Mentioning the just concluded Cebu Press Freedom Week and the right-to-reply bill pending in Congress, he feels both are expressions of the importance of information in our lives at this point in our history.
However, he made quite a distinction between wholesome and enriching information as against an ill-motivated information that tends to destroy or generate ill-will.
He cited the number of incidents that came to his attention about breakups of couples, where the wife or husband is working in the Middle East, Taiwan, Hong Kong or Singapore. The cause, he said, is the passing on of derogatory information by relatives or friends who have hidden motives.
When one is in a foreign land working his heart out to earn a living, any information that alludes to the unfaithfulness of the spouse left behind, tends to bloom in unexpected ways, nourished by the imagination that could become violent and murderous.
Father Ditdit said this is how destructive some information passed on unthinkingly or intentionally could be. He cited an instance where the parents wanted to have a bigger share of what their daughter working abroad was sending to her husband.
“The husband worked hard on his own to support his family, and saved his wife’s money so they could put it to better use when she comes home. But his in-laws’ greed made them send information to their daughter that her husband was squandering her money and playing around.
Of course, the daughter lost her trust and love for her husband. She stopped sending him money and sent it to her parents instead. Result: a broken family, and all because of the greed of her parents which the daughter did not know…”

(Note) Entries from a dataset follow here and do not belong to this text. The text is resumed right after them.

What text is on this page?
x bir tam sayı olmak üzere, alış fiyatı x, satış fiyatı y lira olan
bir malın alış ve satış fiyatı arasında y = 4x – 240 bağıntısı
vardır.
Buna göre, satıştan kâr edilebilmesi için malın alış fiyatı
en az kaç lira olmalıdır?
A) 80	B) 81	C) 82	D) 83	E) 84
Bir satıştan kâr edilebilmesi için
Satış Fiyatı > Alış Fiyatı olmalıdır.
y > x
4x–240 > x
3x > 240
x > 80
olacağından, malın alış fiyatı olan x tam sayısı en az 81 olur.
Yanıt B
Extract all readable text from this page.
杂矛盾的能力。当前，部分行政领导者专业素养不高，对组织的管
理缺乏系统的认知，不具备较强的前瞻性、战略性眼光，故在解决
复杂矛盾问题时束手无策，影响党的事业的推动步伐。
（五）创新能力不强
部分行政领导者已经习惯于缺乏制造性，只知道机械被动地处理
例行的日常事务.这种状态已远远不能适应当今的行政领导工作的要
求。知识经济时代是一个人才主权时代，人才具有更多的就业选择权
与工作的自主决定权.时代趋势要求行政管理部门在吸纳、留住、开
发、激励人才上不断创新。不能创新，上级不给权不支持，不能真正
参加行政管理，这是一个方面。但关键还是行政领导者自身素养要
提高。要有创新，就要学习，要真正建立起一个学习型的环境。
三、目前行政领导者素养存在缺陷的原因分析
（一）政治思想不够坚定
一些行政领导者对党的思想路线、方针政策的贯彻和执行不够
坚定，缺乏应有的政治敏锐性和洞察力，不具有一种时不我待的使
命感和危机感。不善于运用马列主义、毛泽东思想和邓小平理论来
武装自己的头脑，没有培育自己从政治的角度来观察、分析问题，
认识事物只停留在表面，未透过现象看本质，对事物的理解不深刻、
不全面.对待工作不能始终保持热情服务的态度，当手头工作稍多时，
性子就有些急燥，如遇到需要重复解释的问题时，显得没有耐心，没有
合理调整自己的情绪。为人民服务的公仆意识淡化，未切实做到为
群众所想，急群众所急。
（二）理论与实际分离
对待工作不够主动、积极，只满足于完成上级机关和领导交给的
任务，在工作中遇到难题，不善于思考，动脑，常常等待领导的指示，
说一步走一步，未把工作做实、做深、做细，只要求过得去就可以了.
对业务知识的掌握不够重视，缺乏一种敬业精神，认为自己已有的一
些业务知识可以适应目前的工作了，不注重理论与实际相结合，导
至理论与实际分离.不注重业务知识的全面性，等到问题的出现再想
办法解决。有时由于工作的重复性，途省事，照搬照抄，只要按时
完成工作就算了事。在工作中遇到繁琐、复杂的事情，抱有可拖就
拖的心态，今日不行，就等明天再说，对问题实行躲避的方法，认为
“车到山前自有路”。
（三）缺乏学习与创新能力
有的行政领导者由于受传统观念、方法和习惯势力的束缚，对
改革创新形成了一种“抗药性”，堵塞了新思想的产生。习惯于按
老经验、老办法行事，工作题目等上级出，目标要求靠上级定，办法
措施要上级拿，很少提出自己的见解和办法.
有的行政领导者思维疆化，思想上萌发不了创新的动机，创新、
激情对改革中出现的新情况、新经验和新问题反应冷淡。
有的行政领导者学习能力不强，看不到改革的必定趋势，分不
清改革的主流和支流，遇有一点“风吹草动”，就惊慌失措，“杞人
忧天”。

Of course, it was not the first time that I heard such sort of tragic tale. It betrays a human weakness that defies even kinship in blood, truly man’s inhumanity to man. It is something we could not expect to come from a parent. But who was it who said that one’s greed could twist the mind’s focus and upset the sense of moral balance?
Thus, whatever reasons one has for doing certain things, it is what he has in his heart that really matters. One may be a genius at doing things, but it is his goal, his purpose that matters.
People, according to the priest, who I believe is in his 30s, can be vicious without really being violent. Just by merely spreading untrue information about innocent targets already projects a viciousness that goes beyond the bounds of kinship.
Sometimes, it comes in the form of complaints about changes in the status quo of certain circumstances and takes the form of discontent over the changes. Often, this kind of complaint is a result of lack of information or of misinformation.
In an age of heightening sophistication of communications technology, the capability of people to improve the quality of information served to “consumers,” especially in the matter of truth, as substance of the information, appears to have lagged very far behind the tools or the technology.
While the infrastructure has moved forward with unusual speed, for some reason quite difficult to fathom or explain, the skill and finesse of the “human” information producers have remained the same—captive of human weakness.